Transcripts of the monetary policymaking body of the Federal Reserve from 2002–2008.

Thank you, Mr. Chairman. I have two questions that are sort of related. The first question has to do with the acceleration in core PCE prices that we saw earlier this year and were all obviously very concerned about. One rationale we’ve offered in trying to understand that acceleration was the pass-through effects from the previous year’s rise in energy prices from about $50 a barrel to something like $75 a barrel. Given that energy prices have now fallen and it looks as though they’re stabilizing around $60 a barrel at least for now, how do you measure the effect on the pass-through into core PCE prices from that roughly 20 percent drop in oil prices? I can see the measurement going on in the headline; but as I look at your forecasts of core, they haven’t responded to that same effect. Is there much pass-through in the model to core PCE prices from energy prices, or is there not? I’m trying to understand how you guys think about that.

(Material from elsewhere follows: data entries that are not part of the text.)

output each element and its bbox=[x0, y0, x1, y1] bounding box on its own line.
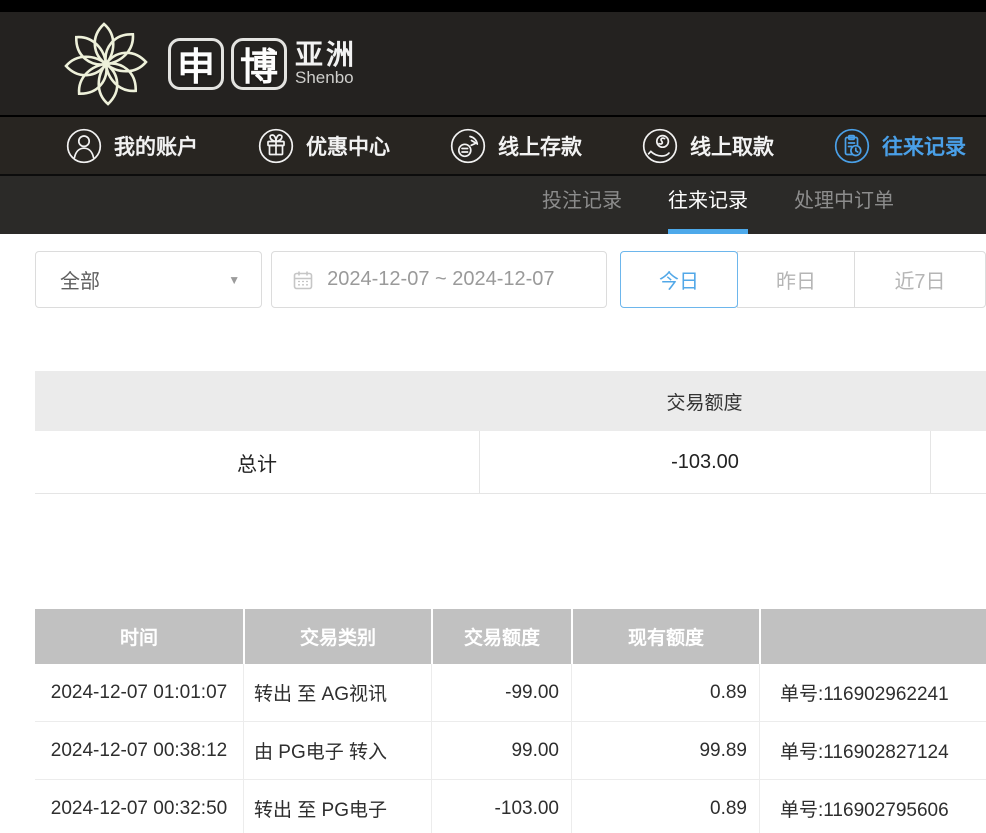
table-row: 2024-12-07 00:32:50 转出 至 PG电子 -103.00 0.… bbox=[35, 780, 986, 833]
filter-row: 全部 ▼ 2024-12-07 ~ 2024-12-07 今日 昨日 近7日 bbox=[0, 234, 986, 308]
cell-time: 2024-12-07 01:01:07 bbox=[35, 664, 243, 721]
main-nav: 我的账户 优惠中心 线上存款 bbox=[0, 117, 986, 176]
header-amount: 交易额度 bbox=[431, 609, 571, 664]
date-range-input[interactable]: 2024-12-07 ~ 2024-12-07 bbox=[271, 251, 607, 308]
table-row: 2024-12-07 00:38:12 由 PG电子 转入 99.00 99.8… bbox=[35, 722, 986, 780]
cell-balance: 99.89 bbox=[571, 722, 759, 779]
cell-balance: 0.89 bbox=[571, 780, 759, 833]
header-order bbox=[759, 609, 986, 664]
today-button[interactable]: 今日 bbox=[620, 251, 738, 308]
sub-tab-bar: 投注记录 往来记录 处理中订单 bbox=[0, 176, 986, 234]
brand-logo: 申 博 bbox=[168, 38, 287, 90]
nav-item-label: 我的账户 bbox=[114, 131, 198, 161]
records-header-row: 时间 交易类别 交易额度 现有额度 bbox=[35, 609, 986, 664]
chevron-down-icon: ▼ bbox=[228, 273, 240, 287]
top-black-strip bbox=[0, 0, 986, 12]
header-time: 时间 bbox=[35, 609, 243, 664]
calendar-icon bbox=[292, 269, 314, 291]
yesterday-button[interactable]: 昨日 bbox=[737, 251, 855, 308]
cell-order: 单号:116902795606 bbox=[759, 780, 986, 833]
cell-amount: -99.00 bbox=[431, 664, 571, 721]
summary-total-amount: -103.00 bbox=[479, 431, 930, 494]
cell-amount: 99.00 bbox=[431, 722, 571, 779]
nav-item-my-account[interactable]: 我的账户 bbox=[66, 128, 198, 164]
page: 申 博 亚洲 Shenbo 我的账户 优惠中心 bbox=[0, 0, 986, 833]
date-range-value: 2024-12-07 ~ 2024-12-07 bbox=[327, 268, 554, 291]
summary-total-row: 总计 -103.00 bbox=[35, 431, 986, 494]
nav-item-label: 往来记录 bbox=[882, 131, 966, 161]
cell-amount: -103.00 bbox=[431, 780, 571, 833]
brand-char-1: 申 bbox=[168, 38, 224, 90]
type-dropdown[interactable]: 全部 ▼ bbox=[35, 251, 262, 308]
nav-item-label: 线上存款 bbox=[498, 131, 582, 161]
brand-region: 亚洲 bbox=[295, 40, 357, 69]
nav-item-label: 线上取款 bbox=[690, 131, 774, 161]
cell-balance: 0.89 bbox=[571, 664, 759, 721]
header-type: 交易类别 bbox=[243, 609, 431, 664]
records-icon bbox=[834, 128, 870, 164]
cell-type: 转出 至 PG电子 bbox=[243, 780, 431, 833]
nav-item-online-withdraw[interactable]: 线上取款 bbox=[642, 128, 774, 164]
nav-item-label: 优惠中心 bbox=[306, 131, 390, 161]
summary-header-amount: 交易额度 bbox=[479, 388, 930, 415]
type-dropdown-value: 全部 bbox=[60, 265, 100, 294]
tab-processing-orders[interactable]: 处理中订单 bbox=[794, 176, 894, 234]
deposit-icon bbox=[450, 128, 486, 164]
table-row: 2024-12-07 01:01:07 转出 至 AG视讯 -99.00 0.8… bbox=[35, 664, 986, 722]
nav-item-promotions[interactable]: 优惠中心 bbox=[258, 128, 390, 164]
header-balance: 现有额度 bbox=[571, 609, 759, 664]
brand-char-2: 博 bbox=[231, 38, 287, 90]
records-table: 时间 交易类别 交易额度 现有额度 2024-12-07 01:01:07 转出… bbox=[35, 609, 986, 833]
cell-type: 转出 至 AG视讯 bbox=[243, 664, 431, 721]
tab-transaction-records[interactable]: 往来记录 bbox=[668, 176, 748, 234]
summary-table: 交易额度 总计 -103.00 bbox=[35, 371, 986, 494]
promotions-icon bbox=[258, 128, 294, 164]
nav-item-transaction-records[interactable]: 往来记录 bbox=[834, 128, 966, 164]
cell-type: 由 PG电子 转入 bbox=[243, 722, 431, 779]
withdraw-icon bbox=[642, 128, 678, 164]
brand-flower-icon bbox=[60, 18, 152, 110]
cell-order: 单号:116902962241 bbox=[759, 664, 986, 721]
tab-betting-records[interactable]: 投注记录 bbox=[542, 176, 622, 234]
account-icon bbox=[66, 128, 102, 164]
nav-item-online-deposit[interactable]: 线上存款 bbox=[450, 128, 582, 164]
summary-total-label: 总计 bbox=[35, 448, 479, 477]
summary-header-row: 交易额度 bbox=[35, 371, 986, 431]
cell-time: 2024-12-07 00:32:50 bbox=[35, 780, 243, 833]
cell-order: 单号:116902827124 bbox=[759, 722, 986, 779]
quick-date-buttons: 今日 昨日 近7日 bbox=[620, 251, 986, 308]
logo-bar: 申 博 亚洲 Shenbo bbox=[0, 12, 986, 117]
brand-subtitle: Shenbo bbox=[295, 69, 357, 87]
cell-time: 2024-12-07 00:38:12 bbox=[35, 722, 243, 779]
last-7-days-button[interactable]: 近7日 bbox=[854, 251, 986, 308]
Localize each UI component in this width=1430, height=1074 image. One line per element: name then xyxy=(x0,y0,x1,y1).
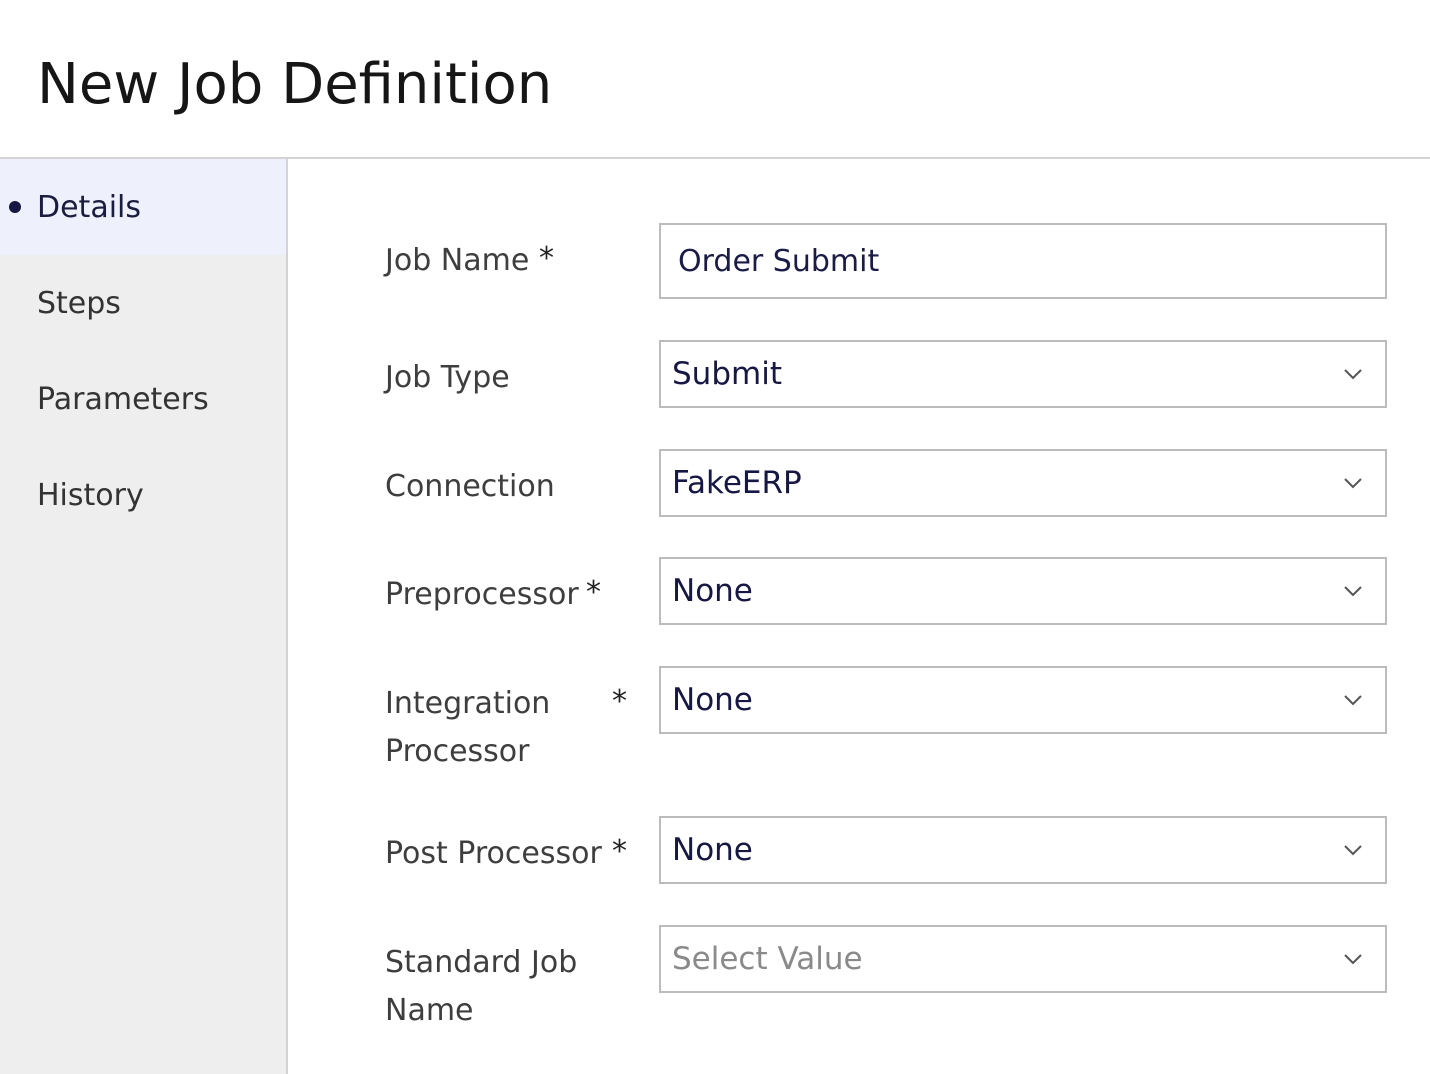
chevron-down-icon xyxy=(1344,586,1362,597)
page-title: New Job Definition xyxy=(37,52,553,117)
standard-job-name-label: Standard Job Name xyxy=(385,939,635,1035)
integration-processor-select[interactable]: None xyxy=(659,666,1387,734)
required-asterisk: * xyxy=(586,575,601,610)
sidebar-item-steps[interactable]: Steps xyxy=(0,255,286,351)
standard-job-name-label-line2: Name xyxy=(385,993,474,1028)
standard-job-name-placeholder: Select Value xyxy=(672,941,863,977)
preprocessor-value: None xyxy=(672,573,753,609)
job-type-label-text: Job Type xyxy=(385,360,510,395)
preprocessor-select[interactable]: None xyxy=(659,557,1387,625)
preprocessor-label-text: Preprocessor xyxy=(385,577,579,612)
required-asterisk: * xyxy=(612,684,627,719)
required-asterisk: * xyxy=(612,834,627,869)
post-processor-value: None xyxy=(672,832,753,868)
job-name-label: Job Name xyxy=(385,237,635,285)
integration-processor-label-line1: Integration xyxy=(385,686,551,721)
sidebar-item-parameters[interactable]: Parameters xyxy=(0,351,286,447)
chevron-down-icon xyxy=(1344,845,1362,856)
integration-processor-label-line2: Processor xyxy=(385,734,530,769)
standard-job-name-label-line1: Standard Job xyxy=(385,945,578,980)
bullet-dot-icon xyxy=(9,201,21,213)
chevron-down-icon xyxy=(1344,954,1362,965)
required-asterisk: * xyxy=(539,241,554,276)
chevron-down-icon xyxy=(1344,478,1362,489)
post-processor-label: Post Processor xyxy=(385,830,635,878)
sidebar-item-history[interactable]: History xyxy=(0,447,286,543)
sidebar-item-label: History xyxy=(37,477,144,513)
connection-label: Connection xyxy=(385,463,635,511)
connection-label-text: Connection xyxy=(385,469,555,504)
integration-processor-value: None xyxy=(672,682,753,718)
job-definition-form: Job Name * Job Type Submit Connection Fa… xyxy=(288,159,1430,1074)
sidebar-item-details[interactable]: Details xyxy=(0,159,286,255)
sidebar-item-label: Steps xyxy=(37,285,121,321)
sidebar-item-label: Details xyxy=(37,189,142,225)
connection-value: FakeERP xyxy=(672,465,802,501)
chevron-down-icon xyxy=(1344,695,1362,706)
connection-select[interactable]: FakeERP xyxy=(659,449,1387,517)
job-name-label-text: Job Name xyxy=(385,243,530,278)
standard-job-name-select[interactable]: Select Value xyxy=(659,925,1387,993)
integration-processor-label: Integration Processor xyxy=(385,680,635,776)
job-name-field[interactable] xyxy=(659,223,1387,299)
chevron-down-icon xyxy=(1344,369,1362,380)
job-type-label: Job Type xyxy=(385,354,635,402)
job-type-value: Submit xyxy=(672,356,782,392)
sidebar-nav: Details Steps Parameters History xyxy=(0,159,288,1074)
job-type-select[interactable]: Submit xyxy=(659,340,1387,408)
page-header: New Job Definition xyxy=(0,0,1430,159)
post-processor-label-text: Post Processor xyxy=(385,836,602,871)
job-name-input[interactable] xyxy=(661,242,1360,280)
post-processor-select[interactable]: None xyxy=(659,816,1387,884)
sidebar-item-label: Parameters xyxy=(37,381,209,417)
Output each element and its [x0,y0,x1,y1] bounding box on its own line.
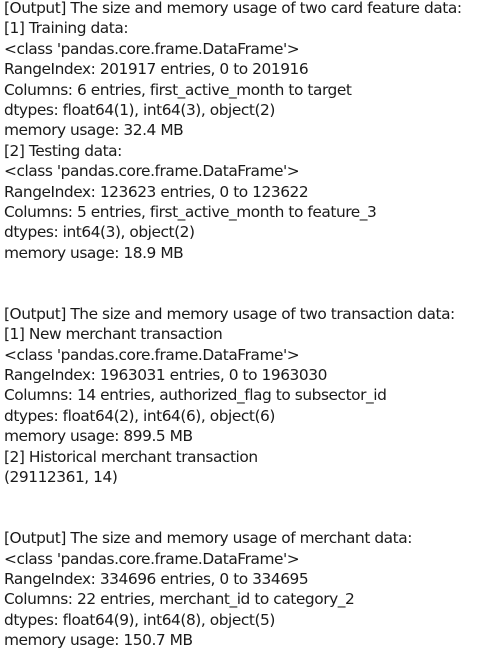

The second question is related to inflation as well. In trying to understand this automobile thing—which I clearly do not entirely understand at this point—I saw your suggestion that an apparently anomalous large drop occurred in the PPI for trucks or something like that. Was that real or accurate? Are there any ramifications from that anomalous drop in the PPI? Does that measurement problem carry over to other price indexes—for example, the CPI? If it does carry over, does that mean that our estimates of the CPI are perhaps understated in the near term because of the same measurement problem? I don’t know whether or not there’s any relation between those two. Those are my two questions.